His presidency of the Argentina Basketball Confederation coincided with the start of the Golden generation of Argentine basketball. The Argentine teams won silver at the 2002 FIBA World Championship, gold at the 2004 Summer Olympics, and bronze at the 2008 Summer Olympics. They also won the 2008 FIBA Diamond Ball and Argentina itself hosted the 1995 Pan American Games.

Muratore remained president of the Argentina Basketball Confederation until 2008; in 2009, he was made the president of FIBA Americas, a role which he remained in until 2014. In 2010, he was unanimously elected vice-president of FIBA. He rose to president of the organization in 2014 when he was, again unanimously, elected to the position; Muratore was the first Argentine in the role. He served in the role until 2019, when he was succeeded by Hamane Niang; FIBA declared Muratore an honorary president from his retirement.

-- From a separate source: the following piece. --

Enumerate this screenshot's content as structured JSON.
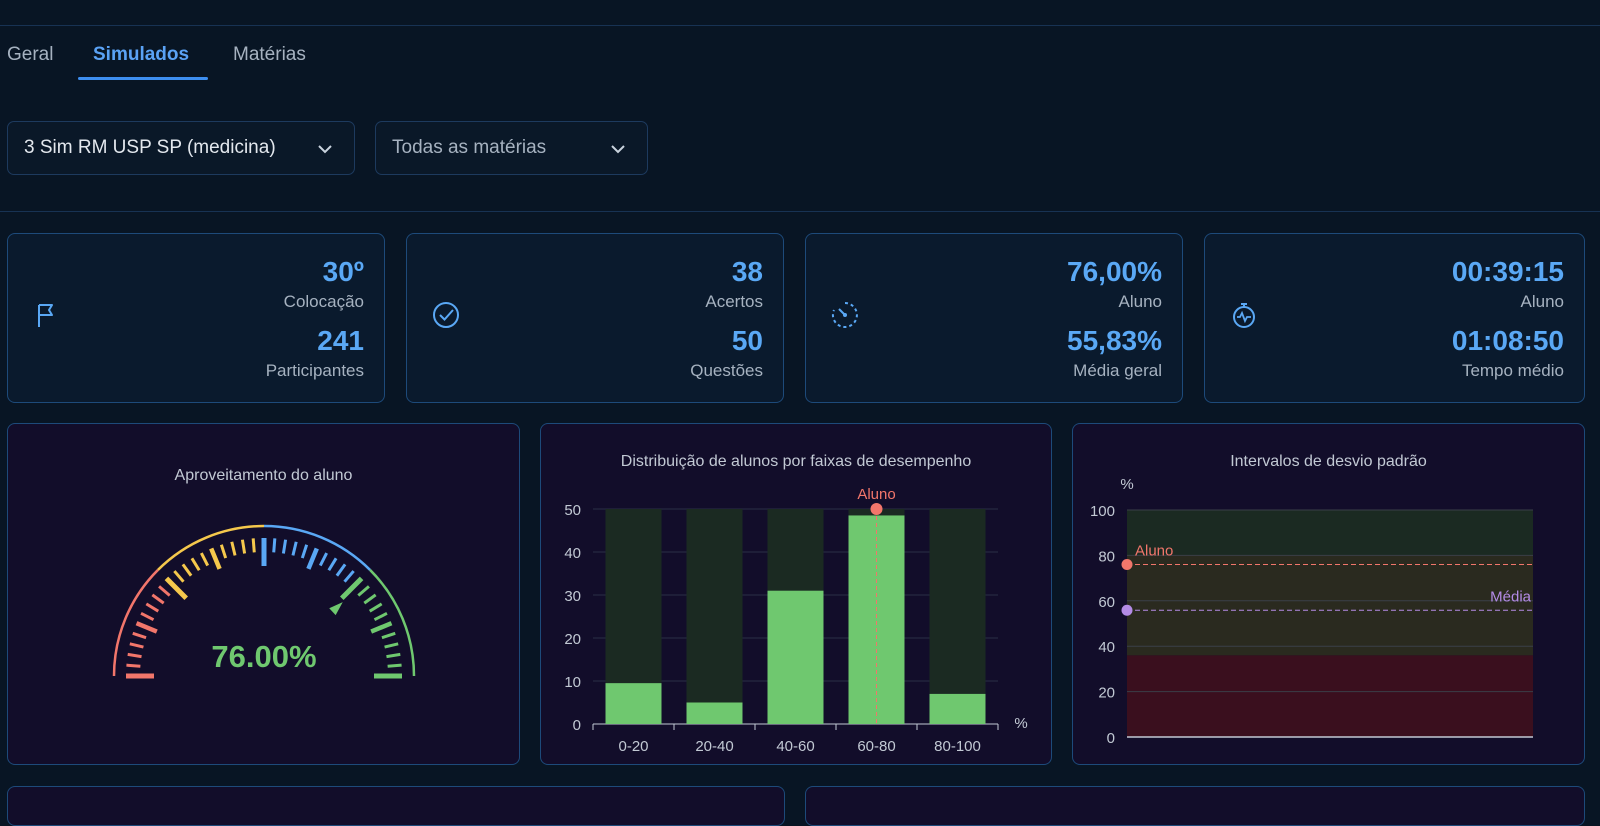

After leaving the FIBA presidency, Muratore worked from 2019 to 2023 as the president of the FIBA Foundation. At the foundation, he worked on their "Basketball For Good" program. In 2019, he also founded the Basketball Champions League Americas. In 2023, a book about his life by the journalist Fabián García was published by FIBA under the title Una vida por el básquetbol.

== Death ==
Muratore died on 24 or 25 July 2026, at the age of 74. FIBA, Argentine Basketball Confederation, and various sporting organizations in Tucumán, including Tucumán BB, posted tributes.